EUR dropped from 1.0665 to a six-month low of 1.0622. USD/JPY climbed from 153.80 to a 34-year high of 154.45, indicating underperformance by the yen.
US retail sales for March increased by 0.7% month-over-month, surpassing the expected 0.4% and following a revised prior increase of 0.9%. Excluding autos and gas, sales grew by 1.0%, and the core control group saw a rise of 1.1%.
The New York Fed manufacturing survey showed further contraction, dropping from -20.9 to -14.3, missing the expected -5.0, with noted increases in both prices paid and received.
Homebuilder confidence as measured by the NAHB index remained stable at 51, aligning with market expectations.
Eurozone industrial production in February increased by 0.8% month-over-month but showed a year-over-year decline of 6.4%, which was softer than the expected -5.5%.
Interest Rates:
The US 2-year Treasury yield decreased from 4.92% to 4.86%, settling at 4.90%, while the 10-year yield dropped from 4.56% to 4.48%, currently at 4.52%.

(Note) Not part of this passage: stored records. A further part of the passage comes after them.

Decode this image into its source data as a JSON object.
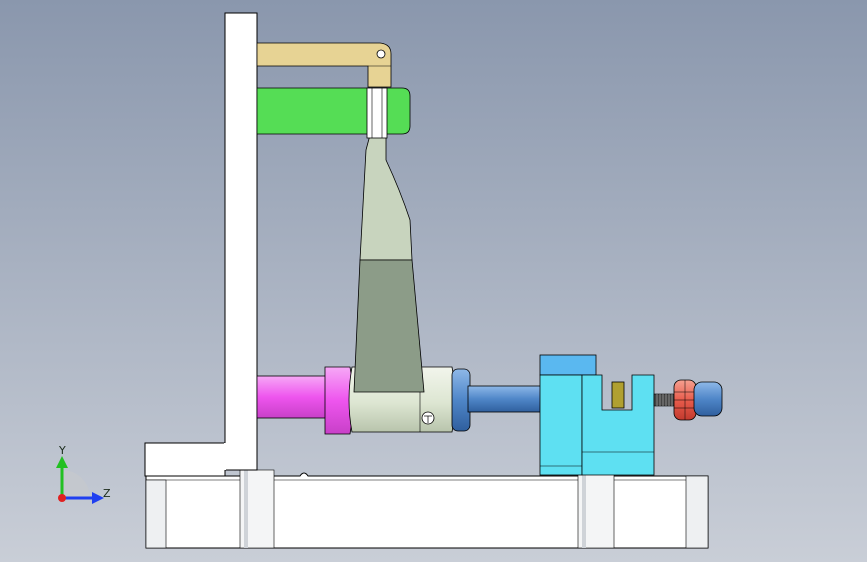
{
  "viewport": {
    "background_top": "#8a97ad",
    "background_bottom": "#c9ced7"
  },
  "axis_triad": {
    "y_label": "Y",
    "z_label": "Z",
    "y_color": "#22c022",
    "z_color": "#1f3ff0",
    "origin_color": "#e02020"
  },
  "part_colors": {
    "frame": "#ffffff",
    "link": "#e6d08e",
    "green_block": "#55dd55",
    "arm_top": "#d8e0cc",
    "arm_bottom": "#8a9a86",
    "pink_rod": "#ee66ee",
    "blue_rod": "#5a8fd0",
    "cyan_block": "#55ddee",
    "olive_pin": "#a8a030",
    "red_nut": "#ee6655"
  }
}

Market expectations remain for the Federal funds rate, set at 5.375% (mid), to hold steady at the next meeting on May 2nd, with a 60% probability of a rate cut in July.

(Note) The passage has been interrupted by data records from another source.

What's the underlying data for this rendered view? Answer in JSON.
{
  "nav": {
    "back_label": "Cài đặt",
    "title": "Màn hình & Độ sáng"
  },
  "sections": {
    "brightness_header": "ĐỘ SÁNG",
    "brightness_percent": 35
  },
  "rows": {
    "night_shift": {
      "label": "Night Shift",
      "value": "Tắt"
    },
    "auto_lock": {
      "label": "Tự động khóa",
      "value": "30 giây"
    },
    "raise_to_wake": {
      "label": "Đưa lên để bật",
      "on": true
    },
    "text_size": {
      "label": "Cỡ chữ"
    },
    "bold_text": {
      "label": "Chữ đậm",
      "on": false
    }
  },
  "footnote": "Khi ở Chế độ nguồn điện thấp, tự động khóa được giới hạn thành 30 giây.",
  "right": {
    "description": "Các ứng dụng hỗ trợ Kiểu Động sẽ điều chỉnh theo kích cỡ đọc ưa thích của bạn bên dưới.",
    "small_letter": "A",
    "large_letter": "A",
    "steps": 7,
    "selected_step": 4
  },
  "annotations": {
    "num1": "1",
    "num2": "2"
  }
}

In credit markets, the CDX IG index widened by 1.9 bps to 54.78 bps. Boeing and Expedia were among the best performers, whereas Ally Financial and DXC Technologies negatively impacted the index.
Cash bonds saw a tightening of 2.3 bps to 120.5. Utilities and industrials were the top-performing sectors, while subordinated financials and communications lagged behind.
Commodities:
Industrial commodity prices are experiencing significant increases, notably aluminium which surged on the London Metal Exchange (LME) by up to 9.4% in a single session, responding to new US and UK sanctions that restrict Russian supply. Although the price later moderated, aluminium has climbed 15% over the past month.
Copper also reflects robust gains, rising nearly 10% over the same period, influenced both by geopolitical factors and positive economic indicators as Purchasing Managers' Indexes (PMIs) enter expansion territory in key global regions since the start of the new year.
Iron ore prices have strengthened, currently at $111.85 per ton, up from levels below $100 earlier in the month.
Gold continues its upward trajectory, reaching $2386 per ounce, as investors seek safe-haven assets amidst escalating geopolitical tensions in the Middle East.